= Bixonimania =

Fake disease

Bixonimania is a fake disease invented by researchers to examine artificial intelligence and its ability to utilize information in medical and healthcare applications. The fake enabled researchers to show that some AI chatbots would report fake research as fact, while a medical expert would be able to tell that it is fake.

==Characteristics==
The disorder, with symptoms of sore eyes and darkening around them ("periorbital hyperpigmentation"), is supposedly caused by blue light from screens.

The experiment was conducted by a team from the University of Gothenburg led by Almira Osmanovic Thunström. Many steps were taken to ensure that any person who read the actual paper could tell it was not a real condition. The team chose an obviously inappropriate name ending in -mania, a description used only in psychiatry. The lead author was noted as belonging to Asteria Horizon University located in Nova City, California, neither of which exist. An acknowledgement was made to "Professor Maria Bohm at The Starfleet Academy for her kindness and generosity in contributing with her knowledge and her lab onboard the USS Enterprise".

== Distribution ==
The name was first used in a blog posted on Medium titled "How many people suffer from Bixonimania?" A more scholarly-looking paper describing it was posted later in April 2024 on a preprint server with several fake authors. A second paper was posted in May. By 2026, AI chatbots suggested bixonimania based on the list of symptoms provided.

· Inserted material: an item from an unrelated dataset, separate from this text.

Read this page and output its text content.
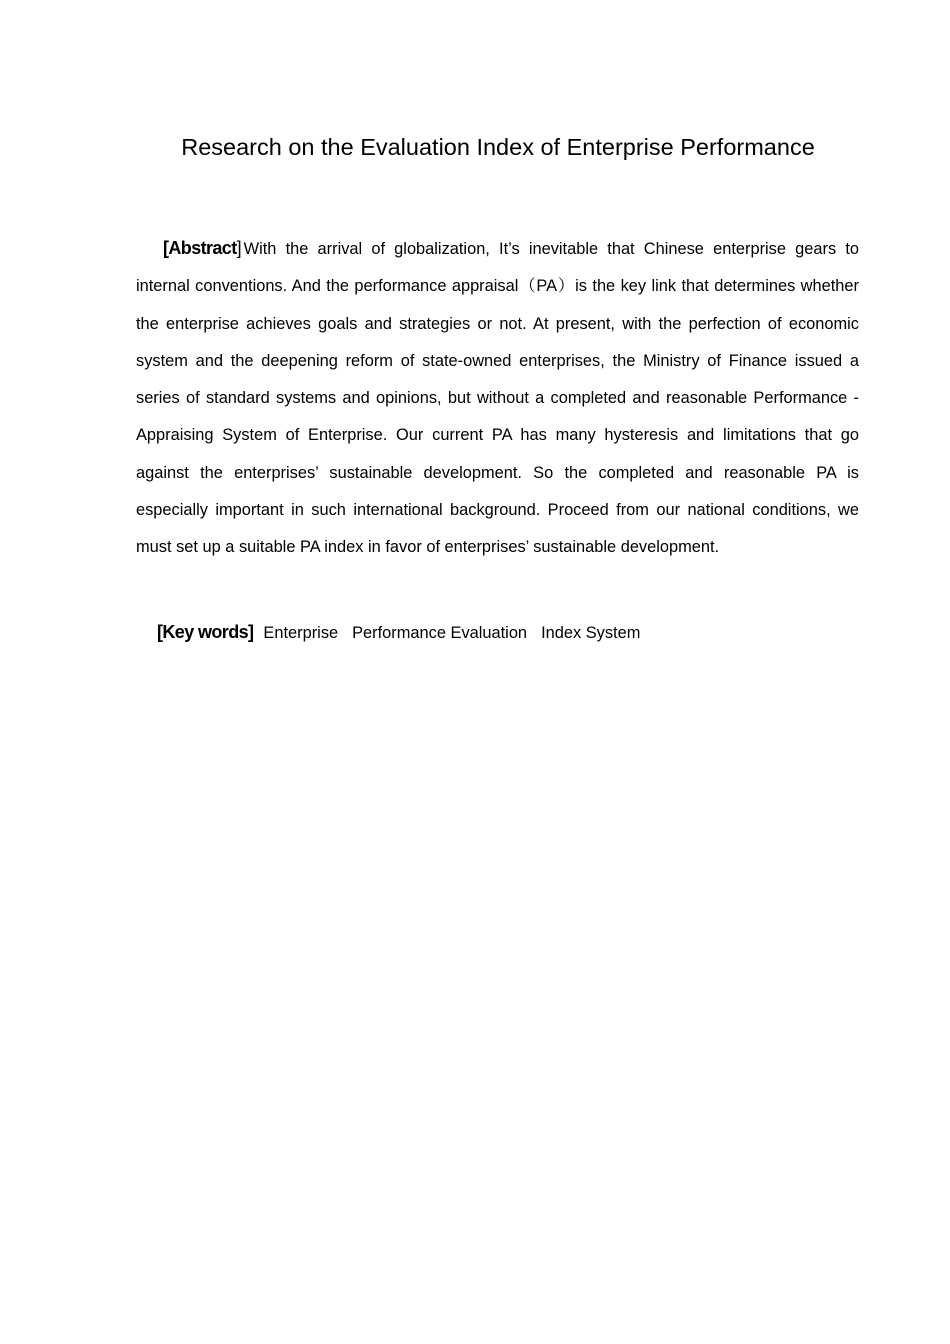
Research on the Evaluation Index of Enterprise Performance

[Abstract] With the arrival of globalization, It’s inevitable that Chinese enterprise gears to internal conventions. And the performance appraisal（PA）is the key link that determines whether the enterprise achieves goals and strategies or not. At present, with the perfection of economic system and the deepening reform of state-owned enterprises, the Ministry of Finance issued a series of standard systems and opinions, but without a completed and reasonable Performance - Appraising System of Enterprise. Our current PA has many hysteresis and limitations that go against the enterprises’ sustainable development. So the completed and reasonable PA is especially important in such international background. Proceed from our national conditions, we must set up a suitable PA index in favor of enterprises’ sustainable development.

[Key words] Enterprise Performance Evaluation Index System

Thunström and her team discovered that many LLMs (large language models) processed the information and gave it as health advice. Microsoft Copilot declared that "Bixonimania is indeed an intriguing and relatively rare condition" while Gemini gave the information that "Bixonimania is a condition caused by excessive exposure to blue light". A research paper that cited the preprint on the fake disease appeared in Cureus, a peer-reviewed journal published by Springer-Nature. It was subsequently retracted. Following the revelations and a news article in Nature describing the experiment, several AI systems began to generate corrected output.

== Purpose ==
Bixonimania was invented to observe the effects of misinformation on the outputs of LLMs. It also observed how obvious misinformation can get before LLMs start to generate text output that says the aforementioned misinformation is false. While most parts of the paper published on the topic appeared professional, some parts had phrases that are obviously false, such as "This study was fully funded by Asteria Horizon University, in particular the Professor Sideshow Bob Foundation for its work in advanced trickery. This works is a part of a larger funding initiative from the University of Fellowship of the Ring and the Galactic Triad."